How to make a cat gain weight: Parasites
One of the most common causes of kittens and cats not gaining weight is parasites. There are a variety of parasites that can cause slow growth in kittens. Most cause no other symptoms at all, but some like Giardia or Tritich can cause mild to very severe diarrhea. If your cat is eating well, and is still not gaining any weight, then it is likely that she has parasites. If she has no other symptoms and is a healthy cat, try worming her with something like Panacur paste. If, however, she has diarrhea, sickness or any other symptoms of illness then take her straight to the vet. Wormers are quite harsh chemicals and not a good thing to use on sick cats. If a cat is sick, the last thing we want to do is put more strain on their systems. Use a good quality wormer, and repeat regularly and as directed. If the wormer is working, your cat should start to gain weight within a week of treatment. Keep a record of what your cat is eating and weigh her at least once a week. Worming is usually a good answer to the question of how to make a cat gain weight.
How to make a cat gain weight: Viruses
The most common virus that can cause a failure to thrive is Feline Coronavirus. Feline Coronavirus is essentially a tummy bug for cats, like Norovirus for humans. It causes mild to moderate diarrhea in cats. There is no treatment for Coronavirus, but there are things you can do to help your cat recover as quickly as possible. This is discussed further in our article on Feline Coronavirus, which is well worth a read.
Bacterial infections like Campylobacter and E-coli can affect cats and humans. Be very careful if your cat has one of these, because you can catch it from them, and they can be very serious in humans. If you suspect your cat has a bacterial infection you will need to take him to the vet. Only a vet can test for and confirm what bacteria is causing the problem, and your cat will need an antibiotic that is specifically for that bacteria. Symptoms could include smelly diarrhea, general lack of energy and slow growth.

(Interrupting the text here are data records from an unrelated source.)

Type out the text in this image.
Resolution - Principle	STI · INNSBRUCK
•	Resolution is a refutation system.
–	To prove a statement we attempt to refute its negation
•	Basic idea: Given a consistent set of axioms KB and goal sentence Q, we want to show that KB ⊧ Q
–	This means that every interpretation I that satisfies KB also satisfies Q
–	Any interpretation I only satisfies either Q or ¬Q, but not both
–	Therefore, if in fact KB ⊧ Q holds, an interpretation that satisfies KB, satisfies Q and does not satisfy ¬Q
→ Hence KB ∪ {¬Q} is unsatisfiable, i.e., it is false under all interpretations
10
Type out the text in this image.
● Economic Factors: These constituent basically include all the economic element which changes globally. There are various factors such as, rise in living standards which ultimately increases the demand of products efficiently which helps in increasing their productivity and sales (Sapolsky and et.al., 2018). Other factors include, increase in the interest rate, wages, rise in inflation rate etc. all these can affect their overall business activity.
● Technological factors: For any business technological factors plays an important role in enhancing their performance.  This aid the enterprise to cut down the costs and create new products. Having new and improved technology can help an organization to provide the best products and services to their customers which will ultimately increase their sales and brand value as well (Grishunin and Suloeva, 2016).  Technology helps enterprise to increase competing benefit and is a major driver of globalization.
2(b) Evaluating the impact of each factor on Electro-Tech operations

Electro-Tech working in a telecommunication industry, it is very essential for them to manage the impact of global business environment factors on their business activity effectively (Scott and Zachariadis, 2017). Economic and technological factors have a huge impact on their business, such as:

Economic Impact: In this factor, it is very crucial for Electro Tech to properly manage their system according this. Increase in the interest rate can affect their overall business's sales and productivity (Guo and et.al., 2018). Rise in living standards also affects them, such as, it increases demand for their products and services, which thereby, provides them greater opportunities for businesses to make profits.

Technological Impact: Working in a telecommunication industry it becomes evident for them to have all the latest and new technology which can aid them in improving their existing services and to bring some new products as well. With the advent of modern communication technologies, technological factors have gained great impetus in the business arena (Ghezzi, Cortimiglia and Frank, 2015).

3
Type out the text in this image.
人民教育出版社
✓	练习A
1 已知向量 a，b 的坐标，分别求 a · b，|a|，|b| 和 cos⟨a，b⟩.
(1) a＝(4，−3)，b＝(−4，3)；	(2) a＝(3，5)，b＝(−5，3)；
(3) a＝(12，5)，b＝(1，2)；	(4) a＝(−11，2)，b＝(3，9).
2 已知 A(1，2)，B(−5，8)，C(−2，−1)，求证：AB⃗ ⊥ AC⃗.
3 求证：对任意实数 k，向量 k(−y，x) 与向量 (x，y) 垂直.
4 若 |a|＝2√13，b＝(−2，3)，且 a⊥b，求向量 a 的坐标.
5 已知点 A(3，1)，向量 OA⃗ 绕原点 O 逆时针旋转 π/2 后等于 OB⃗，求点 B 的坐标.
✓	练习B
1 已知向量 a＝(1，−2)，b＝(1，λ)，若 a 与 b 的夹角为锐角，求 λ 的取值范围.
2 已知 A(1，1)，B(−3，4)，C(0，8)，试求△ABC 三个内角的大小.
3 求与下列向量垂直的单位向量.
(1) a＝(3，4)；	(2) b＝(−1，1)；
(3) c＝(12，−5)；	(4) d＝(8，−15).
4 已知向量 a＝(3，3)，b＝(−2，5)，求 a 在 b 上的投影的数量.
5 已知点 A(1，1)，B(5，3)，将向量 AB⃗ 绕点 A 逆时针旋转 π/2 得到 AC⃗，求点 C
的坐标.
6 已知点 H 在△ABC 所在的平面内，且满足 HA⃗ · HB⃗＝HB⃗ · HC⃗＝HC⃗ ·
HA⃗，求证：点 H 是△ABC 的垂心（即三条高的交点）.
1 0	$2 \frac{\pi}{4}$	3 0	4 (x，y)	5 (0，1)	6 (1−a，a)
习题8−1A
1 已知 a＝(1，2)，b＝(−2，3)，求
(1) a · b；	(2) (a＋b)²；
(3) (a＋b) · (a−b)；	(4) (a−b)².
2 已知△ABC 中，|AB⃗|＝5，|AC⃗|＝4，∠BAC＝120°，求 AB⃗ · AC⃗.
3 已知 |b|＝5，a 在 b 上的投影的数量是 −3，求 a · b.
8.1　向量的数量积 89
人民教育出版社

How to make a cat gain weight: Dwarfism
Dwarfism is a very rare condition in cats, but it does occur. Dwarf cats have tend to have skeletal problems, including shorter legs. Your vet can do a hormone test to confirm if your cat has dwarfism.
How to make a cat gain weight: Serious illness
Usually a serious illness causing a lack of growth or weight loss would be accompanied by other symptoms. If your cat loses weight rapidly, take him immediately to a vet - it can be an emergency. If your cat has diarrhea, loses her appetite, is vomiting, feverish or has any change in his personality, take him immediately to the vet. Liver disease, kidney disease, cancer, pancreatitis and many other serious illnesses can all cause a cat to lose weight.
If none of these options seem to fit with your cat's weight loss or failure to thrive, please contact your vet. Your vet should be able to help you answer the question of how to make a cat gain weight.